Si no se posee esa cultura mínima, pero imprescindible, el hombre está en la misma situación que el siervo medieval: la nación moderna se basa en la igualdad de derechos y obligaciones de todos sus componentes; porque si esas Constituciones de América han exigido muchas veces que, para votar, el hombre no debe depender de otro (p. e., como criado) y debe tener bienes (para ser independiente), no menos cierto es que la libertad sólo se alcanza con la responsabilidad que da el conocimiento: decir que todo hombre es ciudadano con sólo haber cumplido 21 años es poner en su mano un derecho que no sabe usar, sino que va a emplear conforme a los dictados de los nuevos señores feudales.

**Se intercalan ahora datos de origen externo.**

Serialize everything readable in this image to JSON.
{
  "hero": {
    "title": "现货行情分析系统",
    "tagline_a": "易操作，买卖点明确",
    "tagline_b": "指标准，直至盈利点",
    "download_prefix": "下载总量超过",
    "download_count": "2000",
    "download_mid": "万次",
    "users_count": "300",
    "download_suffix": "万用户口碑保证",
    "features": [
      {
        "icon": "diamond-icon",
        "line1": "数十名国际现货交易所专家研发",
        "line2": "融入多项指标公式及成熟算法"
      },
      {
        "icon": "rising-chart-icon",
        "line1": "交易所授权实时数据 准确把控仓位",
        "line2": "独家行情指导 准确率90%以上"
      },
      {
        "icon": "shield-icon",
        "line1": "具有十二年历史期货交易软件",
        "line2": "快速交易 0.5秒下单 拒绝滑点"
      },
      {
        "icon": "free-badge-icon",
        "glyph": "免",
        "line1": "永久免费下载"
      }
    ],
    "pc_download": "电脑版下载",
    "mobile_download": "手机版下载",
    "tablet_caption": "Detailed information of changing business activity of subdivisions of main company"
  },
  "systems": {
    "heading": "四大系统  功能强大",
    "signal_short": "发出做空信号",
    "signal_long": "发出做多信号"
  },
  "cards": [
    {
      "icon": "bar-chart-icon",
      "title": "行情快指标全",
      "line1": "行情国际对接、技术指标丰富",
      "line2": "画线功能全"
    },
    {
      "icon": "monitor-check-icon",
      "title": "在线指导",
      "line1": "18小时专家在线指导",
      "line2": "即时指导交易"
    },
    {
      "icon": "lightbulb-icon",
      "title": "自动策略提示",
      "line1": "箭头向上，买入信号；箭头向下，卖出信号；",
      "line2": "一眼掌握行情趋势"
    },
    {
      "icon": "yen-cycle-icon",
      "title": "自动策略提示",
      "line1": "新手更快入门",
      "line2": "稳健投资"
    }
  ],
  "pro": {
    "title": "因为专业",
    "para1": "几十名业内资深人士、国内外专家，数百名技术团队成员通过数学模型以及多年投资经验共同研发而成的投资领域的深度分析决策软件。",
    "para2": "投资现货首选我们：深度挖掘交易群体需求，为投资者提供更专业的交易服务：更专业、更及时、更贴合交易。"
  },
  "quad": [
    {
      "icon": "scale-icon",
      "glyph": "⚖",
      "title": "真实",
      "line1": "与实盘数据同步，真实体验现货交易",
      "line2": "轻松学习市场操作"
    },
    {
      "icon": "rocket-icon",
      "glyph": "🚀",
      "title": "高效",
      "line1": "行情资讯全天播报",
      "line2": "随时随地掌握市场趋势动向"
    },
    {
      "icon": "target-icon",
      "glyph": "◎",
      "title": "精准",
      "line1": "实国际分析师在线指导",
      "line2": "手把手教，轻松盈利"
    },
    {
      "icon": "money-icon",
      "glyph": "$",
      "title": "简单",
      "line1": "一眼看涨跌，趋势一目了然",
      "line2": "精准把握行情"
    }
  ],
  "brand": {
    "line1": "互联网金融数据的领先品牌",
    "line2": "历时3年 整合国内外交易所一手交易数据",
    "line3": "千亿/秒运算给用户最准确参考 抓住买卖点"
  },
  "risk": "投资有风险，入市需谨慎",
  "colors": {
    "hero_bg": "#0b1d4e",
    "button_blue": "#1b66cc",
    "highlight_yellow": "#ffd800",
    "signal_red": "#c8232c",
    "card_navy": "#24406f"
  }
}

Sí, todos los hombres han de ser iguales, pero para serlo no basta con una utópica -e irrealizable- declaración de principios. Más aún, la igualdad se proyecta a través de la lengua, y la Constitución brasileña de 1967 dictamina que no pueden ser electores «os que no saibam exprimirse na língua nacional»75.

La educación para todos Para que la utopía deje de serlo, es necesario que la igualdad sea, pues, real. He aquí un punto en el que están conformes todas las Constituciones de América. Cuando Bolivia (1851), y otros muchos países de América declaran la libertad de enseñanza76 (en este instante interesa menos saber si es bajo la vigilancia del Gobierno)77 o que las instituciones oficiales deben crear y dirigir «establecimientos de instrucción primaria»78, estamos en camino de alcanzar otro de los postulados que van a incidir sobre la lengua: que la instrucción primaria79 -al menos la estatal, y, a veces, la secundaria80- sea gratuita y obligatoria, en función del derecho «de recibir instrucción» inherente a cualquier persona81. Lógicamente, estos planteamientos afectan tanto a la creación de escuelas, como a las condiciones en que el profesorado puede vivir. No debo hablar aquí sobre la libertad de cátedra o las enseñanzas universitarias, sino sólo de lo que afecta a la primera enseñanza, por su vinculación a situaciones especiales, de las que he dado o daré cuenta en su momento (alfabetización de indígenas, derecho al voto, etc.), y por su significado dentro de unos planteamientos muy generales. Resulta entonces que casi todos los Gobiernos se van a dedicar a las declaraciones muy solemnes en cuanto concierne al valor de la enseñanza82 y veremos si los resultados se corresponden con las inflamadas palabras. Siguiendo el orden alfabético que me he impuesto en este trabajo, la Constitución boliviana de 1938 dice que: La educación es la más alta función del Estado. La enseñanza pública se organizará según el sistema de la escuela única. La obligación de asistencia escolar es general desde los 7 hasta los 14 años83.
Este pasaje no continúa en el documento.